El 87% de las víctimas somos mujeres y el 90% de los agresores son hombres. Hombres de nuestros grupos familiares, los padres de nuestros hijos, nuestros esposos, nuestros compañeros. Ellos son, ¿por qué? (Gina no quiere hablar de su agresor).
Cuando nos juntamos, es como si volviéramos a estar sentadas frente a un espejo. Y empezamos a pensar que si ella se ve bella, por qué yo no me voy a ver bella también con mis cicatrices, es que si ella puede, por qué yo no voy a poder. Desde una sonrisa, sentarse a escucharla y que sientan que alguien las entiende porque también lo vivió, desde ahí salimos adelante.
Es recíproco porque todas somos un universo diferente y unas tienen algo que le hace falta a otra, una fuerza de la que yo misma puedo carecer. Nos retroalimentamos de ternura y alegría, de lágrimas y la tristeza. Y así es como el concepto de belleza ha ido cambiando. Hace 20 años pensaba que la belleza era la que me iba a dar todo en la vida. Que si no era bella, no era nadie. Hoy, me miro y veo a una mujer totalmente bella, activa, alguien importante, una madre, una hermana, una hija, una amiga, una líder que puede hacer algo. Una mujer capaz de sonreír.

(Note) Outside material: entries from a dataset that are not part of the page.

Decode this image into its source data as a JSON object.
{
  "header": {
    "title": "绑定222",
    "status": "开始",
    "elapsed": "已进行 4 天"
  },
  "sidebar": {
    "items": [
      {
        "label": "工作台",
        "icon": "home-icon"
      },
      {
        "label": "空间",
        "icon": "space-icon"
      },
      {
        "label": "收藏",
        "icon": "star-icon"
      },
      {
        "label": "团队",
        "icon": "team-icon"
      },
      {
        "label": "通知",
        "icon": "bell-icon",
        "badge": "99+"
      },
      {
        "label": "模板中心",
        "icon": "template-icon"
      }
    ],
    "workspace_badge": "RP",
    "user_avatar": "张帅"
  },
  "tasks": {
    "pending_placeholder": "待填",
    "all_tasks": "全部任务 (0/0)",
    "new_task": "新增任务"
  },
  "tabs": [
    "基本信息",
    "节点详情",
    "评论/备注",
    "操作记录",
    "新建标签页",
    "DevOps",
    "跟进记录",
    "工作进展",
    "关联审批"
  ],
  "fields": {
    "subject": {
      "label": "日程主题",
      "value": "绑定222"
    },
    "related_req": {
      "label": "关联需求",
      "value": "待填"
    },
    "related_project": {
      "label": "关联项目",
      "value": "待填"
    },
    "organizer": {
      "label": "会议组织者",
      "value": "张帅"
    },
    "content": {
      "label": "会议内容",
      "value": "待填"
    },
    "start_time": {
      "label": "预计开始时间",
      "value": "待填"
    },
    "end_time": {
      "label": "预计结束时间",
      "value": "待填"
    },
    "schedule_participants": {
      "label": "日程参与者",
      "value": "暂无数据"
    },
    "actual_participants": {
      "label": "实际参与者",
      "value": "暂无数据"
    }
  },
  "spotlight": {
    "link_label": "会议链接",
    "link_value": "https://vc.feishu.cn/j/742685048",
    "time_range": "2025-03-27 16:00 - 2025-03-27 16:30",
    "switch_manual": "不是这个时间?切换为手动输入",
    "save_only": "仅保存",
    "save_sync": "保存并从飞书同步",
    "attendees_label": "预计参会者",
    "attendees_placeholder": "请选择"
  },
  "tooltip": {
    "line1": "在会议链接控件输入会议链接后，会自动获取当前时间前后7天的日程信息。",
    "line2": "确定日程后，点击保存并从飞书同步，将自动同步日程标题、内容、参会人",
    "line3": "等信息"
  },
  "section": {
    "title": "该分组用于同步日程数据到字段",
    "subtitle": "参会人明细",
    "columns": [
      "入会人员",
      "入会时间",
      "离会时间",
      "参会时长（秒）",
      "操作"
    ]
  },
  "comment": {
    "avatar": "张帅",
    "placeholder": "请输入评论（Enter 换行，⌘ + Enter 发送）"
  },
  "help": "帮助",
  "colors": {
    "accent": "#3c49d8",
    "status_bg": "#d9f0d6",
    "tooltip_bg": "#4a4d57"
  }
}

Y con toda esta historia de mi vida es con la que he construido, a fin de cuentas, una familia. La violencia les ha marcado a todos porque es imposible decir que no les afectó cuando crecieron al lado de una mamá triste, que no se quería levantar de la cama y les infundió miedo, mucho miedo de salir a la calle y de los demás. Una mamá que les decía que las personas son malas. Pero también mis hijos han entendido que sí se puede, que aunque la violencia es inevitable, la vida continúa y que cada día es una nueva oportunidad.
Es fácil decir que estamos bien y felices, pero una no deja de quebrarse. Todavía siento que la mejor manera que tienen mi cuerpo y mi alma de sanarse es a través de las lágrimas. Las mujeres vienen acá y muy a menudo lloramos. Simple y sencillamente lloramos mucho. Nos cogemos de las manos y lloramos, lloramos y lloramos... y cuando ya terminamos de llorar... creo que una nunca terminará de llorar... a veces, estoy en reuniones y mis ojos lloran solos.
Lo más difícil es levantarte del suelo tantas veces, pero logramos compartir y sonreír. Lo que no voy a negar es que lo intentamos todos los días.